8. Total protein (r=0.294, p=0.025), animal protein (r=0.297, p=0.024) and niacin (r=0.378, p=0.003) were positively correlated with glycated hemoglobin. In addition, NAR of vitamin B12 also showed a significant negative correlation with glycated hemoglobin (r=-0.269, p=0.041).
9. When the nutrition problems of the subjects were diagnosed based on the nutrition care process, there were carbohydrate (54.1%), sodium (14.8), alcohol (13.1%), fat (11.5%) and protein (6.6%) intake problems. The causes of nutrition problems were preference of food (65.6%), knowledge/beliefs/attitudes (29.5%), and situational, cultural, and/or environmental problem (4.9%). Signs and symptoms include 'intake of carbohydrates at least 60% of total energy’, ‘Monosaccharide intake in excess of 10% of total energy’, 'over 6.5% glycated hemoglobin', ‘Sodium intake in excess of intake goal (2000 mg)’ ‘alcohol intake in excess of male (40 g/day) and female (20 g/day)’, ‘fat intake of at least 25% of total energy, ‘total cholesterol over 200 mg/dL’, and ‘low protein intake relative to recommended nutrient intakes’.
10. According to the survey of nutrition diagnosis according to carbohydrate intake levels, 34.5% of ‘excessive of carbohydrate intake’, 24.1% of 'excessive fat intake’, 20.7% of ' excessive sodium intake' and 'excessive alcohol intake' in the group ≤ 60% group. In contrast, it was investigated 71.9% of 'carbohydrate intake problems', 12.5% of ‘inadequate protein intake’, 9.4% of ‘excessive sodium intake’ and 6.3% of ‘excessive alcohol intake’ in the > 60% group.
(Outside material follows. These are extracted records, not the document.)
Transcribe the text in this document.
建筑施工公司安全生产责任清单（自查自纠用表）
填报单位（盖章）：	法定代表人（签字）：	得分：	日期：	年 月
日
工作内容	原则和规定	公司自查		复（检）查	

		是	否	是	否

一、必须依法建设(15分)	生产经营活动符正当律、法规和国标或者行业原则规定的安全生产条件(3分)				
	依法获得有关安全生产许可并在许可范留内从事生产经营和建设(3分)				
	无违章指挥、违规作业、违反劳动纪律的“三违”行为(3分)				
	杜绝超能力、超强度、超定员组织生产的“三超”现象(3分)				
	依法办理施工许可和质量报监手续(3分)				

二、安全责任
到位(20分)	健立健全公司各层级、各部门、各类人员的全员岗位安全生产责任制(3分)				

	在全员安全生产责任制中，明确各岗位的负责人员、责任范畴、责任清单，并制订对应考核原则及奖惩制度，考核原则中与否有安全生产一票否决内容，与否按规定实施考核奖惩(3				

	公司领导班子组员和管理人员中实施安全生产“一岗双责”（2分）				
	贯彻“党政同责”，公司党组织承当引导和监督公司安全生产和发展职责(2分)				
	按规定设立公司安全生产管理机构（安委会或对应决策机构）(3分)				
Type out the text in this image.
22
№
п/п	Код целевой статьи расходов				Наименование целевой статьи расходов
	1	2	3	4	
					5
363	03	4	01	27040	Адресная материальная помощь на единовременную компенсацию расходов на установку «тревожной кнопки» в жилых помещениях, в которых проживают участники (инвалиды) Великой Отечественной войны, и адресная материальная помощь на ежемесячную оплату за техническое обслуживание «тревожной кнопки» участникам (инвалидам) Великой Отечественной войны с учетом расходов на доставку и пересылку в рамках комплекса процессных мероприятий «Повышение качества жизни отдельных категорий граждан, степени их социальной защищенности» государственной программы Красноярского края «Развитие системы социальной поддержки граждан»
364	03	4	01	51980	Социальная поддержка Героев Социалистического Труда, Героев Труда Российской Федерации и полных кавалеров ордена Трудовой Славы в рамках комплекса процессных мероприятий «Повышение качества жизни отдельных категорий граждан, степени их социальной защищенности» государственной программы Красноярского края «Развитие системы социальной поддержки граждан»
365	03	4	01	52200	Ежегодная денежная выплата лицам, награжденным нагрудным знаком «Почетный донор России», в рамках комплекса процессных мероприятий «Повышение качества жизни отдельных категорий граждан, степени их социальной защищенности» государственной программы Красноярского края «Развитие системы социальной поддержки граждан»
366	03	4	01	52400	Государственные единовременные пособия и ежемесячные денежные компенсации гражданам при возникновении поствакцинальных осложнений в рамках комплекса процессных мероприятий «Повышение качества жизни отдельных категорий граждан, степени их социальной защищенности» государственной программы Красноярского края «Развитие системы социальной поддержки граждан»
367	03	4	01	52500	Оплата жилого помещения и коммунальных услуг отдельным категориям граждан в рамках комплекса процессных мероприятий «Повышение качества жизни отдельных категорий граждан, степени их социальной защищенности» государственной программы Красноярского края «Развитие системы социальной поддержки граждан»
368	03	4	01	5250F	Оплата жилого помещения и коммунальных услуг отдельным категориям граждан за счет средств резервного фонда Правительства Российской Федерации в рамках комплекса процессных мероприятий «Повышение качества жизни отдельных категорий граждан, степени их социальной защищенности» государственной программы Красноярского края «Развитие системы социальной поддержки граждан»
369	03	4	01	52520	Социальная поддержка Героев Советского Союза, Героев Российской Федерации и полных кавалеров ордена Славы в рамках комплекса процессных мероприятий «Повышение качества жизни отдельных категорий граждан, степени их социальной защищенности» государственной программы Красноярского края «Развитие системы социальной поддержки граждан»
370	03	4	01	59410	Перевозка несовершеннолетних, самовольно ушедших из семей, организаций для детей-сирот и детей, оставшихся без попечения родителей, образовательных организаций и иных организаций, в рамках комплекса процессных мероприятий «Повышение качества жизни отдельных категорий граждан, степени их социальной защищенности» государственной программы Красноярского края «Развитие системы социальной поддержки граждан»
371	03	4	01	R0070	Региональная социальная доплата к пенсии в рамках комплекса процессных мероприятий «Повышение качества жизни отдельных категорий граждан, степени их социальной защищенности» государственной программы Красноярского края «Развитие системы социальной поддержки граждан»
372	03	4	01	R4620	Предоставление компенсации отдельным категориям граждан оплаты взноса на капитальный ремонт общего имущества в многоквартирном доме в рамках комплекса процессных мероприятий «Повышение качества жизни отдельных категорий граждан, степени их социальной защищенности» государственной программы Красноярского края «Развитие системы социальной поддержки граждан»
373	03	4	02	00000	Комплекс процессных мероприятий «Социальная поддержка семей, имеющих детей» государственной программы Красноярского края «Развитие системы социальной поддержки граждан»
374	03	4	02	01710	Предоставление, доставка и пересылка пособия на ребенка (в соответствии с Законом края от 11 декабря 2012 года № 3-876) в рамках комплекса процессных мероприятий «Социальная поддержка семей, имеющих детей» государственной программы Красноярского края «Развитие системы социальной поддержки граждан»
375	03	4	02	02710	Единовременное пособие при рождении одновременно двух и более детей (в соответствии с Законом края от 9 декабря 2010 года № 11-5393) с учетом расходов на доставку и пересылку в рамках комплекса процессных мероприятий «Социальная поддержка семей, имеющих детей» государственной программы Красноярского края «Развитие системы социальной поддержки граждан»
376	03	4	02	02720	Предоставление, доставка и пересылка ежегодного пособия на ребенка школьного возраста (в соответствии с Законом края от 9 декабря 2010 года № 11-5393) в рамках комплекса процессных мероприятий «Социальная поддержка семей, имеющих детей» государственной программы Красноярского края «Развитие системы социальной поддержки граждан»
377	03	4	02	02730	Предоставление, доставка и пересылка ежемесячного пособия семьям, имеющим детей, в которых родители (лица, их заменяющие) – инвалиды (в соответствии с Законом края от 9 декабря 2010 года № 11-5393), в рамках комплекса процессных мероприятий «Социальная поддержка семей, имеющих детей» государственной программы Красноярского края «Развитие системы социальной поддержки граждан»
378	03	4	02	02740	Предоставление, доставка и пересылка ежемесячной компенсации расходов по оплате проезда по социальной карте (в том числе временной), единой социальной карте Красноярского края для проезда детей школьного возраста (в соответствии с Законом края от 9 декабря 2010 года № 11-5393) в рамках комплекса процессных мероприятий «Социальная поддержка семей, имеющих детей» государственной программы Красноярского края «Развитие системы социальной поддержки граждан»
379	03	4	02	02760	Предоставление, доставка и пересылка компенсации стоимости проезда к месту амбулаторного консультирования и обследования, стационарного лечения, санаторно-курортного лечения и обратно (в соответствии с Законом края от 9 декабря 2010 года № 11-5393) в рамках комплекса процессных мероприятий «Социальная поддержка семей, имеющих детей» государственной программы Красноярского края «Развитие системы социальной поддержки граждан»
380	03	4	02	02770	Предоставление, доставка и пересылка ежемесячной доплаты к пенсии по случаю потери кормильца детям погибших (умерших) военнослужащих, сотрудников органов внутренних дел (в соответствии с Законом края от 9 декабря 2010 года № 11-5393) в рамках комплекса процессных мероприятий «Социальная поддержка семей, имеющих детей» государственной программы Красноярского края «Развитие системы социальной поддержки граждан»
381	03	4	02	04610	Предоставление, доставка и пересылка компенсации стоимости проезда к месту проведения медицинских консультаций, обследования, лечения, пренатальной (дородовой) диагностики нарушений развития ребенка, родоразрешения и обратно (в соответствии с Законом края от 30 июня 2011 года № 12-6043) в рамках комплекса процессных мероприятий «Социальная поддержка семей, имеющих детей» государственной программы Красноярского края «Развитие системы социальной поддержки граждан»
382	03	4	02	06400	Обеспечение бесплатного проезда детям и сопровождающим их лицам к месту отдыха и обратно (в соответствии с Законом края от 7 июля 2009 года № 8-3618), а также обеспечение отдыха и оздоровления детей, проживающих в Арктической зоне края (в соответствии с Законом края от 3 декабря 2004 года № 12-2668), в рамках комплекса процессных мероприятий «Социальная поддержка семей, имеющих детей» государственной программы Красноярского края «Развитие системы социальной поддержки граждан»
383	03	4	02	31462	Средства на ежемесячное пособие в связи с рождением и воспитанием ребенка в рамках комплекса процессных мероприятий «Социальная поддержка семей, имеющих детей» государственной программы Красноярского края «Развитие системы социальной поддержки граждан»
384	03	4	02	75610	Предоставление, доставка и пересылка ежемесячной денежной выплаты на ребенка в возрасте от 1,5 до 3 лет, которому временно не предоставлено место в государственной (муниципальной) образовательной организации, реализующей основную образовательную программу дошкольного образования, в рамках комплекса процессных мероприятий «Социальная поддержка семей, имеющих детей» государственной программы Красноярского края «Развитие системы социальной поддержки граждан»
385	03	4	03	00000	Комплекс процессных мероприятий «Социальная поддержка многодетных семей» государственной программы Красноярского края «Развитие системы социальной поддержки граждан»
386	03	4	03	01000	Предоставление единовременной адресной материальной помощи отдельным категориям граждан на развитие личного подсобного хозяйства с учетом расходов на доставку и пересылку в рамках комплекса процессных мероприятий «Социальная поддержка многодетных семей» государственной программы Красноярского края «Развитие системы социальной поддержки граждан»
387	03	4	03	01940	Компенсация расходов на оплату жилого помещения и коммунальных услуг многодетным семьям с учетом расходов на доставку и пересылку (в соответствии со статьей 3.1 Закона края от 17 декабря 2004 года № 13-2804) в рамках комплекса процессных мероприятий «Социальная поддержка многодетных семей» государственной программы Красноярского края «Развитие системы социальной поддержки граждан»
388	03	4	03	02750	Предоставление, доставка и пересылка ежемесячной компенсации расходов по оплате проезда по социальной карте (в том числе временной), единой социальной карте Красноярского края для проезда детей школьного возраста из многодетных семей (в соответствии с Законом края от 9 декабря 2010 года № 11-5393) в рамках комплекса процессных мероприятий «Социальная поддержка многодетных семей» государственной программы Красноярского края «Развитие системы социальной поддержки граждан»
In this study, the intake of total protein, animal protein, animal fat, thiamin, riboflavin, phosphorus, animal iron, and zinc were different according to carbohydrate intake levels. As the carbohydrate intake decreased, the fat intake increased relatively, which seems to be different depending on the frequency of eating out. The diagnosed nutrition problems of the study subjects are believed to cause macronutrient intake problems according to carbohydrate intake levels. Therefore, this study identified nutritional diagnosis based on nutritional assessment and nutritional management of type 2 diabetic patients due to carbohydrate intake levels. Therefore, it is necessary to find out the measures that can be applied to the management of diabetes and prevention of complications through the study analyzing the effects of nutrition intervention applying the nutrition management process to patients with type 2 diabetes.